For now, the message is clear: surviving in crypto requires more than a good idea and a token sale. It demands sustainable business models, realistic revenue projections, and enough financial runway to outlast the storm. Many companies that raised funds at the peak are now running out of cash, and this week’s announcements may be just the latest in a continuing series.
Conclusion
The decision by Fantasy, Top, Everclear, and ZERO Network to cease operations this Thursday marks a sobering milestone. As the list of fallen crypto companies grows longer, the industry is forced to confront a difficult reality: the pressure is far from over.

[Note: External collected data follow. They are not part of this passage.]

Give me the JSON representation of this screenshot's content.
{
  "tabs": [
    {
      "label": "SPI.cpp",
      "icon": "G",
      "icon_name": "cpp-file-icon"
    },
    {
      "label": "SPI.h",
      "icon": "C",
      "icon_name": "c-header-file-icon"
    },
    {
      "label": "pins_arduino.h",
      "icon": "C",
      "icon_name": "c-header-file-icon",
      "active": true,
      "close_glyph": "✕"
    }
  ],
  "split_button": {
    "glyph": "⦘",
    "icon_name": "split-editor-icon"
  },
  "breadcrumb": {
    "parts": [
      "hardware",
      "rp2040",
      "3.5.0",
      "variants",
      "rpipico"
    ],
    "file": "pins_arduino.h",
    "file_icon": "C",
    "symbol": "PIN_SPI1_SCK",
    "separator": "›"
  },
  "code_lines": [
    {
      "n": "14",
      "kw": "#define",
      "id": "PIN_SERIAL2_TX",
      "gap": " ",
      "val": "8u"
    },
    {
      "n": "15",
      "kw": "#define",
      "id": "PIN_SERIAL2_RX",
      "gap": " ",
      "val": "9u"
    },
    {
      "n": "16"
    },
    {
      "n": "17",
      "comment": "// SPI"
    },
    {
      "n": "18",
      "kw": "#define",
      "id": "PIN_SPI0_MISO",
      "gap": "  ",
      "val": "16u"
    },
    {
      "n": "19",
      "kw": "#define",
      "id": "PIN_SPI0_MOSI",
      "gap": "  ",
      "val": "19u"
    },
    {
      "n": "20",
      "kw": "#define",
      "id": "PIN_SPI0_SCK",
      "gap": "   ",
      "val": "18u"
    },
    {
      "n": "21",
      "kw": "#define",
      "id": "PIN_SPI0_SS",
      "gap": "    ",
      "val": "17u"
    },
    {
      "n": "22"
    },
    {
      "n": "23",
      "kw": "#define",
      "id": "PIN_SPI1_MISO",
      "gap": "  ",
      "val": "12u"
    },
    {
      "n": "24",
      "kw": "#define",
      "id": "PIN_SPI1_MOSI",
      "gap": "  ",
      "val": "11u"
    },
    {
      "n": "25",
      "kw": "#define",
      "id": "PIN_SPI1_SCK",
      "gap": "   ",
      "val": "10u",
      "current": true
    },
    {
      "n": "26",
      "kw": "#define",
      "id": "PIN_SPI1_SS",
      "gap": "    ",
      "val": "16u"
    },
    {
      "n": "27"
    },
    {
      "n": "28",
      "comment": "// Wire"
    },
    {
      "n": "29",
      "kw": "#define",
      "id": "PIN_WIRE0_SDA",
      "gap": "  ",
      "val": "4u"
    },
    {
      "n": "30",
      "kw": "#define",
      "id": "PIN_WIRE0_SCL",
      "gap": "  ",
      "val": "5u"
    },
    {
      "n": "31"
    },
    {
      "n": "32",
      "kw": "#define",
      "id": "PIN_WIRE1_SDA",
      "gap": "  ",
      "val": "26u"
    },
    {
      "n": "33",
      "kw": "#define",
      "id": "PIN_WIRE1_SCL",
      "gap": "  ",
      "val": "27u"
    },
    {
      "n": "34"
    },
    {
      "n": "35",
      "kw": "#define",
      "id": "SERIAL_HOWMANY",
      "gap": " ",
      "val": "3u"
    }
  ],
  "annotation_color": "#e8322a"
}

Volatility remains high, funding is scarce, and regulatory uncertainty looms large.
For entrepreneurs and investors still active in the space, these shutdowns serve as both a warning and a challenge. The easy money days are behind us. What lies ahead is a test of endurance, innovation, and genuine utility. Only those companies that can demonstrate real value—and build accordingly—are likely to survive the ongoing crypto winter. Until then, we should expect to see more names added to the growing roll call of those that could not hold on.